Blank Canvas - Imagine that a local museum sets up 100 4 ft. x 4 ft. blank canvasses on easels and sets up an online and snail mail lottery where artists from all over the world submit their details and at a certain point 100 of them are picked at random via a lottery style (or a curated process I guess) and selected to come to the museum for a specific period of time and create a painting live and in situ.

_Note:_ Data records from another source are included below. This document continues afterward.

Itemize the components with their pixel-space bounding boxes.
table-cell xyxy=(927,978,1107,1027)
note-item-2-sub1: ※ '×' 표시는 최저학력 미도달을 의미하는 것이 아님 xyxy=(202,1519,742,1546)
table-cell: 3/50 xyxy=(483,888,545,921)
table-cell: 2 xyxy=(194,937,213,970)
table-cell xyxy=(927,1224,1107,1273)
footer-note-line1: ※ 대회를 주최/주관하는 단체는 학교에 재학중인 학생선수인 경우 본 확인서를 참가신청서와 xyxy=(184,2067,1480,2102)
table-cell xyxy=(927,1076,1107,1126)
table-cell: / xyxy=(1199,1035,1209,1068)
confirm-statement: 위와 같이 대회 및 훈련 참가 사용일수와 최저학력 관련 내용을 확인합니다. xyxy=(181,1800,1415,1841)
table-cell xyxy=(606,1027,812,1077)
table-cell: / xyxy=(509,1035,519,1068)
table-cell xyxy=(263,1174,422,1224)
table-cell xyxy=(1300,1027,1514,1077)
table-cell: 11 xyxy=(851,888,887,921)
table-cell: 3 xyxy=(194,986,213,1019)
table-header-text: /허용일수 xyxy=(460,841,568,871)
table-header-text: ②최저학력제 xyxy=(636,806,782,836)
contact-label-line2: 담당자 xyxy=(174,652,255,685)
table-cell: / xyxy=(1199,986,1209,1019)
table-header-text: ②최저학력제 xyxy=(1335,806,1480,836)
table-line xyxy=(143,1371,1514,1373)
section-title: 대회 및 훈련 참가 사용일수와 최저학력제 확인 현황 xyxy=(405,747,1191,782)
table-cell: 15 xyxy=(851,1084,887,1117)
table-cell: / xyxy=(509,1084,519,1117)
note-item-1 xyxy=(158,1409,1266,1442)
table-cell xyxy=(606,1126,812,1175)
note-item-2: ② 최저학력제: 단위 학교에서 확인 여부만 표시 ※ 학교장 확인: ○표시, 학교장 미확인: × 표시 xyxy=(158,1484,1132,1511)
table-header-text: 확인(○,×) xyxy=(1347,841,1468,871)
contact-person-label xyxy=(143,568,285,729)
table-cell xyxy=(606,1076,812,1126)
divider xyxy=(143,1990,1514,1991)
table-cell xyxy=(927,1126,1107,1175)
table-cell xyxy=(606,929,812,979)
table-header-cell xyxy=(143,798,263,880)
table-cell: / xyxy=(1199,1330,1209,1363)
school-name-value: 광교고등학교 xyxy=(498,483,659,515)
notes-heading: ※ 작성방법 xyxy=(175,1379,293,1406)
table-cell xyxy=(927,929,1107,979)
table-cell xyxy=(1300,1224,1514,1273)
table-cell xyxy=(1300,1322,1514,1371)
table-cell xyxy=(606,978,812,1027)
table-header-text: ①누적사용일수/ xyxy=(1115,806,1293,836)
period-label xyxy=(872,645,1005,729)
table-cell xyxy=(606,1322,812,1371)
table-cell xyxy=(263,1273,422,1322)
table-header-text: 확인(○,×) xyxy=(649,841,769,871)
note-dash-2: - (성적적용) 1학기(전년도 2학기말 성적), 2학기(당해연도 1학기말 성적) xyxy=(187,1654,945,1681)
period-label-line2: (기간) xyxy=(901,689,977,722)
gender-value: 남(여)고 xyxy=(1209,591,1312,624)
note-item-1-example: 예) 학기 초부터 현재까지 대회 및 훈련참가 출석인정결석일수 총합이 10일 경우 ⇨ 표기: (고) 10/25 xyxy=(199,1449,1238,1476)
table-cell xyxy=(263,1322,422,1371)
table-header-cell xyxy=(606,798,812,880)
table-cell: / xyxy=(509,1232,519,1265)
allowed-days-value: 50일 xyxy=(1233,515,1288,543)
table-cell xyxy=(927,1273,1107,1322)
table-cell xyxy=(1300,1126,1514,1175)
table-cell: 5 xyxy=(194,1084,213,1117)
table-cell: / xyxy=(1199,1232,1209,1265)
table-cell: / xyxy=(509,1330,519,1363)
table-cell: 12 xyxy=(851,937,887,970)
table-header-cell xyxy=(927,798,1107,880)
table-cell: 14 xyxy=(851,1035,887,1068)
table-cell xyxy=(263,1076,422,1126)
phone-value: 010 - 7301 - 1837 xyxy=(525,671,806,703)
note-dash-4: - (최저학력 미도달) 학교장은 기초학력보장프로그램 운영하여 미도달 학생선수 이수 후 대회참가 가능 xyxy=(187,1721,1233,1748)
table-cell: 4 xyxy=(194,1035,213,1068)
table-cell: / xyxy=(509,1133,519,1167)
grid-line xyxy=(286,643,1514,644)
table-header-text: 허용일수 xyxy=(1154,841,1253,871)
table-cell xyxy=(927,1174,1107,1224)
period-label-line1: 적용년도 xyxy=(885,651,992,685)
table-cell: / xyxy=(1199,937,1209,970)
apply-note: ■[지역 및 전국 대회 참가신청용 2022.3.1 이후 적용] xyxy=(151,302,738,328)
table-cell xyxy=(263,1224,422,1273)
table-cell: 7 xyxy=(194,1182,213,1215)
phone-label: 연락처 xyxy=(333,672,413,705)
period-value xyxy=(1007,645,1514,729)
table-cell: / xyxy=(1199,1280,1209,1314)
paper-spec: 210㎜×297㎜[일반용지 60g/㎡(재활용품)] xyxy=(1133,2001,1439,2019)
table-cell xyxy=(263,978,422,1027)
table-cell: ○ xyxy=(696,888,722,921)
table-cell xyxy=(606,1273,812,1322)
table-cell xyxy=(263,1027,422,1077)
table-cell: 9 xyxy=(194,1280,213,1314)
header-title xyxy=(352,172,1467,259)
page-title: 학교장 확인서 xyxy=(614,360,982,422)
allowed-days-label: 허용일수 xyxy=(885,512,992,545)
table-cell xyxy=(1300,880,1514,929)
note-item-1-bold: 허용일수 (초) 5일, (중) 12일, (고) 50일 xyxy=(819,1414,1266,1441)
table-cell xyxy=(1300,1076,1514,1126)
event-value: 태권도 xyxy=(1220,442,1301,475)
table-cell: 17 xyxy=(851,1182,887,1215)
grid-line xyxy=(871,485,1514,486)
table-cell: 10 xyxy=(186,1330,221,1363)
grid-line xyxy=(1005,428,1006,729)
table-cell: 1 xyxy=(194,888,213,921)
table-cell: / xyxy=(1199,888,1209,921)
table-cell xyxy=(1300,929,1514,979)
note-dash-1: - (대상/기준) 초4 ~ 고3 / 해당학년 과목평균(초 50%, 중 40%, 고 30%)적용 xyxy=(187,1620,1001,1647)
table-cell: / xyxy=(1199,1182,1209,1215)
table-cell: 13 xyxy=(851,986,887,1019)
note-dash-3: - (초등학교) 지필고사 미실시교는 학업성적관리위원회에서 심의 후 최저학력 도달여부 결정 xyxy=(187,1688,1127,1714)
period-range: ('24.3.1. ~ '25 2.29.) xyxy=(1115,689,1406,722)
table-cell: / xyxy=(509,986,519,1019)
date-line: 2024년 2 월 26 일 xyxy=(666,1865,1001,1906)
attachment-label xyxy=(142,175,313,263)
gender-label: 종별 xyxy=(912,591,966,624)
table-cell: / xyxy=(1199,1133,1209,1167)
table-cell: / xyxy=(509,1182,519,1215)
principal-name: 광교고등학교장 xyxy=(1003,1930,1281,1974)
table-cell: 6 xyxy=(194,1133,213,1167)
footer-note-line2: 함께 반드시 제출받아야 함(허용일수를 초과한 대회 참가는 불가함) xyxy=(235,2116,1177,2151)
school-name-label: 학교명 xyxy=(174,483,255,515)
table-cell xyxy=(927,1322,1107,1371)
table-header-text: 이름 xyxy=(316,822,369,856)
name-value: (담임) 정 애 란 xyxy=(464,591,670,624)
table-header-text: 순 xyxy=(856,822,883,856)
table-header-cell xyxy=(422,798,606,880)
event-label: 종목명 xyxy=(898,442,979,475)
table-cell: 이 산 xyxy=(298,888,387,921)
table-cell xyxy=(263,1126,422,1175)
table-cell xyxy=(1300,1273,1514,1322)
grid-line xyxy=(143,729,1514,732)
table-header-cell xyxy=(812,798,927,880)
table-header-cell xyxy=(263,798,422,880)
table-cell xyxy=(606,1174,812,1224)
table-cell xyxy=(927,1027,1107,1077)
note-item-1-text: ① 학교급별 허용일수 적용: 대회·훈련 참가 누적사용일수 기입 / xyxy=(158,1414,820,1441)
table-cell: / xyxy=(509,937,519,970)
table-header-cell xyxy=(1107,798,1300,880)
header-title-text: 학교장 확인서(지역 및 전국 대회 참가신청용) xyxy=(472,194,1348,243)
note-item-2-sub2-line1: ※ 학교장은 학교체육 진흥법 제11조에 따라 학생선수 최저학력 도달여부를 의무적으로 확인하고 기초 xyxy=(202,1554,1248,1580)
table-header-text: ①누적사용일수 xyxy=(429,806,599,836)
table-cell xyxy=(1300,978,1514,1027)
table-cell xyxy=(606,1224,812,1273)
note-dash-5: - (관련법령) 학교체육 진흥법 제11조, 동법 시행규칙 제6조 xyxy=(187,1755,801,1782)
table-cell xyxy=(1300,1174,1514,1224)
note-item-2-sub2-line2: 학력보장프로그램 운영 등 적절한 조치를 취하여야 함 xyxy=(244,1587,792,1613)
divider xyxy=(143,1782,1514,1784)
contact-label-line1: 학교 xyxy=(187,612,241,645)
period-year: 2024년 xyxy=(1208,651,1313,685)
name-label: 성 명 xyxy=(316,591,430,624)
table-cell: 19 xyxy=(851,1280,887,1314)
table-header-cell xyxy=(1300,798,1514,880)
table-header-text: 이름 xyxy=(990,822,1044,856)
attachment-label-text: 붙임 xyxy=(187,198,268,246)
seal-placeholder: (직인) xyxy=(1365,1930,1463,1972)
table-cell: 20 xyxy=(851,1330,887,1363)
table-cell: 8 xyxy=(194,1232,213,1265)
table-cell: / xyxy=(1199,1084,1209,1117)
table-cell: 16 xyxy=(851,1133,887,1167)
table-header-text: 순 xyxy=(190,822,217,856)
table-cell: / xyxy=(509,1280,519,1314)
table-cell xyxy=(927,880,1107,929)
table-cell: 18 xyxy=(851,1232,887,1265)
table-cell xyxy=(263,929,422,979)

Googlart - A variation of the above, but a more contemporary approach, where the museum sets up 25 big LCD screens in a cool minimalist way, and each screen in hooked up online and connected to a wireless keyboard somewhere else in the museum, where visitors can type in some sort of search parameter and using some new dorky CGI script of whatever, in conjunction with Google Image Search, be constantly presenting images on the screen, say 10 seconds each? Because this is the USA, some sort of safety net to try to avoid porn would be needed, so perhaps a hidden human in the loop to prevent porn from going to the screens may be a good idea. Get Google to sponsor the exhibition, pay for the screens and for the minimal software development and you're set!